3. The voice activity detection method applied to a low power consumption circuit as claimed in claim 2, wherein: after framing and windowing operations, bandpass filtering is performed to calculate short-time energy.

4. The voice activity detection method for low power consumption circuits according to claim 1, wherein: in step S1, the speech feature extraction is implemented using a full analog circuit.

5. The voice activity detection method for low power consumption circuits according to claim 1, wherein: the background noise based on the recursive average estimation is calculated as follows: The value of beta ₁,β₂ in the formula is between 0 and 1; NL (i), E (i) is the background noise and short-time energy of the i-th frame signal; the value of the smoothing factor beta adopts a threshold method, and different beta values are selected according to the magnitude relation between NL (i-1) and E (i).

6. The voice activity detection method for low power consumption circuits according to claim 1, wherein: and quantizing the analog domain features, and converting the analog domain features into 8-bit digital domain features.

7. The voice activity detection method for low power consumption circuits according to claim 1, wherein: and carrying out bit number limitation on the weight value of the linear classifier of the support vector machine so as to reduce complexity.

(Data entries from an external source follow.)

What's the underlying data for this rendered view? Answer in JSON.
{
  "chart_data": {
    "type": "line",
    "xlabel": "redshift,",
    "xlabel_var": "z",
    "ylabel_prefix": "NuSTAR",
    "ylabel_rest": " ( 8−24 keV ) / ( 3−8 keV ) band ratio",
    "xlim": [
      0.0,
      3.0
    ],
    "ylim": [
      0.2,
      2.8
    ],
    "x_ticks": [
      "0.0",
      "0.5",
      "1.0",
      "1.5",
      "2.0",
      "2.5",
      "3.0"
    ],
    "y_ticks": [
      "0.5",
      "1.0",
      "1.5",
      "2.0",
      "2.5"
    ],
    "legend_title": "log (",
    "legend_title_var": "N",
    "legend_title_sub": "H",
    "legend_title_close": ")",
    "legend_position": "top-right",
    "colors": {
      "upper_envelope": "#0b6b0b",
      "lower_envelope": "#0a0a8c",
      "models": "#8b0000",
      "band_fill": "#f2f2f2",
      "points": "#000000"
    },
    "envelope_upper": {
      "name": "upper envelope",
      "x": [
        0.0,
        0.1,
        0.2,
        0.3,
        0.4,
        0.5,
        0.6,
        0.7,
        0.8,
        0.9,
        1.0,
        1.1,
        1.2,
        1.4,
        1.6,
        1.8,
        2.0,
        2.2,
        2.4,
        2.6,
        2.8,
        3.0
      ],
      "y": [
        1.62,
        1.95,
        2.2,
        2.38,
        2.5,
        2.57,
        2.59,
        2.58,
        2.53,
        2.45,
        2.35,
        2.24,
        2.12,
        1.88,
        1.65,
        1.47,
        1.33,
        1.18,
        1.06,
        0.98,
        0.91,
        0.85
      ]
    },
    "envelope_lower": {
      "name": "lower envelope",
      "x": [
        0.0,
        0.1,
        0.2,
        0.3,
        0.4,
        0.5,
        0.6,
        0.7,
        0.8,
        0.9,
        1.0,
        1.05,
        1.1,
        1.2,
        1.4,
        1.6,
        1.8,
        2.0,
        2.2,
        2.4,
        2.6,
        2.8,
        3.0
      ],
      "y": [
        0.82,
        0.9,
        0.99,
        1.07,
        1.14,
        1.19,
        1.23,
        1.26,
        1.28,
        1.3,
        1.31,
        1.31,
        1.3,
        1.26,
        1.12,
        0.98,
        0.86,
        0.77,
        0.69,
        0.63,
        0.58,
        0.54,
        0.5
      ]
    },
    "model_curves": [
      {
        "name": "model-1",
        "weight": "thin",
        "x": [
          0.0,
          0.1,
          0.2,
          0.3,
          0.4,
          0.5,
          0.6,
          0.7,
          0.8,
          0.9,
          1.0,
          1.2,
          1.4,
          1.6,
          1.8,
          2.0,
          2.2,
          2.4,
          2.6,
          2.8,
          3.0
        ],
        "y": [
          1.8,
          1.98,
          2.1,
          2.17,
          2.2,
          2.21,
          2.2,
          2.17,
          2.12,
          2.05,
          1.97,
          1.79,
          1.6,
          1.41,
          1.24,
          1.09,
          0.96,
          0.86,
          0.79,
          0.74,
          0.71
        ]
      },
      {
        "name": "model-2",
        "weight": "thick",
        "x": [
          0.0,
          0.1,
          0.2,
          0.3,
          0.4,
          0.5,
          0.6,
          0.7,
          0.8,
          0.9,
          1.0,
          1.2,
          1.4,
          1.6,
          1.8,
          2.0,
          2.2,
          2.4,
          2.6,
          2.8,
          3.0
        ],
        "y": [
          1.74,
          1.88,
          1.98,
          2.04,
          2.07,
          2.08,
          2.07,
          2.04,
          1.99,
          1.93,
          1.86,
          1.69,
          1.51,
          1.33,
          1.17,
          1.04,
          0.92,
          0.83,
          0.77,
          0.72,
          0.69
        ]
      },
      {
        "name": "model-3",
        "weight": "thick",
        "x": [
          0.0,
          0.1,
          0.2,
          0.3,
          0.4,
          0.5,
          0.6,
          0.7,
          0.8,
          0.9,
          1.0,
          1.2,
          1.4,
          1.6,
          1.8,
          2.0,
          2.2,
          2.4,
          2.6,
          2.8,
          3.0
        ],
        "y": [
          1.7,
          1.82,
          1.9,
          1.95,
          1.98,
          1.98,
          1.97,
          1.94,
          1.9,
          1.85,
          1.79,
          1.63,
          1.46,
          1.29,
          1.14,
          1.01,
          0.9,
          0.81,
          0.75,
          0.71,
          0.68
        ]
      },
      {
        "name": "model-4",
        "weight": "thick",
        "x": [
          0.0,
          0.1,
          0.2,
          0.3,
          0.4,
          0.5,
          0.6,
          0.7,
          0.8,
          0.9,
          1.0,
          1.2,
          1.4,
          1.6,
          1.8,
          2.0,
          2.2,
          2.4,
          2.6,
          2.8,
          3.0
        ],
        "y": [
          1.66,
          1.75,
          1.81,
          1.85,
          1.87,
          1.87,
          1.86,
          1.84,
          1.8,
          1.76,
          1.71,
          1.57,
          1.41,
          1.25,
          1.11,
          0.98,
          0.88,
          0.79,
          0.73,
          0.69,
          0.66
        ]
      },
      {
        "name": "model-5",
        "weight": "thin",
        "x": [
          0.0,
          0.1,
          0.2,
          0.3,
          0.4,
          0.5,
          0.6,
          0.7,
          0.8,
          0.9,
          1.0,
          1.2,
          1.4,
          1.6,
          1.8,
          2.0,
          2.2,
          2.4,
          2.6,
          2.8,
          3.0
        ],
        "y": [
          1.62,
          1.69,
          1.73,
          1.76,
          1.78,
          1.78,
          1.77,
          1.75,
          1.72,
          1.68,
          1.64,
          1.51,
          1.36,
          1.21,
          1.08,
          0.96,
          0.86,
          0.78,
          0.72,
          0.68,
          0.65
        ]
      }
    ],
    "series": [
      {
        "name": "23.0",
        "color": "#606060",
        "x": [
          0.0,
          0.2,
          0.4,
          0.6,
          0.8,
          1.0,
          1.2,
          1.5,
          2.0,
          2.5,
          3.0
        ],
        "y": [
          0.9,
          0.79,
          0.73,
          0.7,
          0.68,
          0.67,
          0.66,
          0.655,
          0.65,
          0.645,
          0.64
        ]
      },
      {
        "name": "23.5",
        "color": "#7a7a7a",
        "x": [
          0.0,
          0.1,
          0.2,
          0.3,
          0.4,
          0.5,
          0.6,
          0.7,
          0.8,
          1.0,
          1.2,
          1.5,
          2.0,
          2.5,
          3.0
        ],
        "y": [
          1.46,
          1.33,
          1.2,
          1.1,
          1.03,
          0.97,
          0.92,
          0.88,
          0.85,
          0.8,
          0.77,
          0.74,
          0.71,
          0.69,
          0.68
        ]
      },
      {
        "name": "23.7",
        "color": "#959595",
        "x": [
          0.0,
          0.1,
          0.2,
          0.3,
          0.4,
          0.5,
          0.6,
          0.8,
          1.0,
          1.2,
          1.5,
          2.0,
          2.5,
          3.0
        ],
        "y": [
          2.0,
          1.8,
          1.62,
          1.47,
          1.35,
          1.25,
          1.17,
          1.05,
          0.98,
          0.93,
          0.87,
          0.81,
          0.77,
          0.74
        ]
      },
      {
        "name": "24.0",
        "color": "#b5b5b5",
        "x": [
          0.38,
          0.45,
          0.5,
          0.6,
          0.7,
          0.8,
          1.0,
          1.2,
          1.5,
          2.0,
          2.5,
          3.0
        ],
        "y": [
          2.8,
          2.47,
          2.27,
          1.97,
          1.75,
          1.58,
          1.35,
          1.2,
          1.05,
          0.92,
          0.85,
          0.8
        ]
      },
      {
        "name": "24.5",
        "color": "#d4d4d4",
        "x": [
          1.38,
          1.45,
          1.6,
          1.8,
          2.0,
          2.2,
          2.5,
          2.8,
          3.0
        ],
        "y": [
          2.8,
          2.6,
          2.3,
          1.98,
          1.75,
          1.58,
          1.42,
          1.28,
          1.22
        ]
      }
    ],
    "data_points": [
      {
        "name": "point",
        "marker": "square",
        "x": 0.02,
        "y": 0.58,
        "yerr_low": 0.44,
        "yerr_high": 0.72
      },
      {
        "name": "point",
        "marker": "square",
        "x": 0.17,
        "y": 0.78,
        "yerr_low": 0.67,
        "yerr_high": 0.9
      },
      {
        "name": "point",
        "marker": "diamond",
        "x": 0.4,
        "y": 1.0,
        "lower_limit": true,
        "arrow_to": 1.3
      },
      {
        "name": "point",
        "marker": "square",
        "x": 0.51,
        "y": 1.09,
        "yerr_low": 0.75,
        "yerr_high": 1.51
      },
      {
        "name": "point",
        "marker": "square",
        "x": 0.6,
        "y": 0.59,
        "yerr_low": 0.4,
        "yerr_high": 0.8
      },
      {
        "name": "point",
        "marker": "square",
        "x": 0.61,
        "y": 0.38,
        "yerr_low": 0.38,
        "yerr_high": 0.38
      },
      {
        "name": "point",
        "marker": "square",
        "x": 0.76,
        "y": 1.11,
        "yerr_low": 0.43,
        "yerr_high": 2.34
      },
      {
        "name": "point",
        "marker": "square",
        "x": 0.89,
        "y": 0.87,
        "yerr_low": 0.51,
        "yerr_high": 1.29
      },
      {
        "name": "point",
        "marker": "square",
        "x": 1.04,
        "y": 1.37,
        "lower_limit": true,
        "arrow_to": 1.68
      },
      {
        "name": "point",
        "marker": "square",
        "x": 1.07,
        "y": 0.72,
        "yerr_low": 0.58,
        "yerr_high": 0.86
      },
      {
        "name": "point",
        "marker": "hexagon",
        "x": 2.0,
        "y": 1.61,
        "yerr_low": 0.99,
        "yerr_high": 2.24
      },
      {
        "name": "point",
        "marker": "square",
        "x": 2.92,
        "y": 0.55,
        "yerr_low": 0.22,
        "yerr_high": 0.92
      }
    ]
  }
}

8. A voice activity detection system for use in a low power circuit, comprising:

the device comprises a feature extraction module and a classification module;

The feature extraction module receives input voice, performs voice feature extraction, and adopts subband energy and background noise estimated based on recursive average as classification features; wherein, only selecting 4 frequency bands between 100-5khz in the sound spectrum to calculate short-time energy, and using the background noise characteristic estimated based on recursive average as compensation to reduce the fluctuation of the characteristic value by the transition zone in the voice section, namely the voice part with suddenly reduced signal amplitude;

The classification module adopts a linear classifier of a support vector machine to carry out training classification;

After the characteristic extraction module, the obtained characteristic value enters a subsequent classification module to carry out training classification, and a voice classification result is output to finish voice activity detection.

9. A computer readable storage medium storing a computer program, characterized in that the computer program when executed by a processor implements the steps of the method according to any of claims 1-8.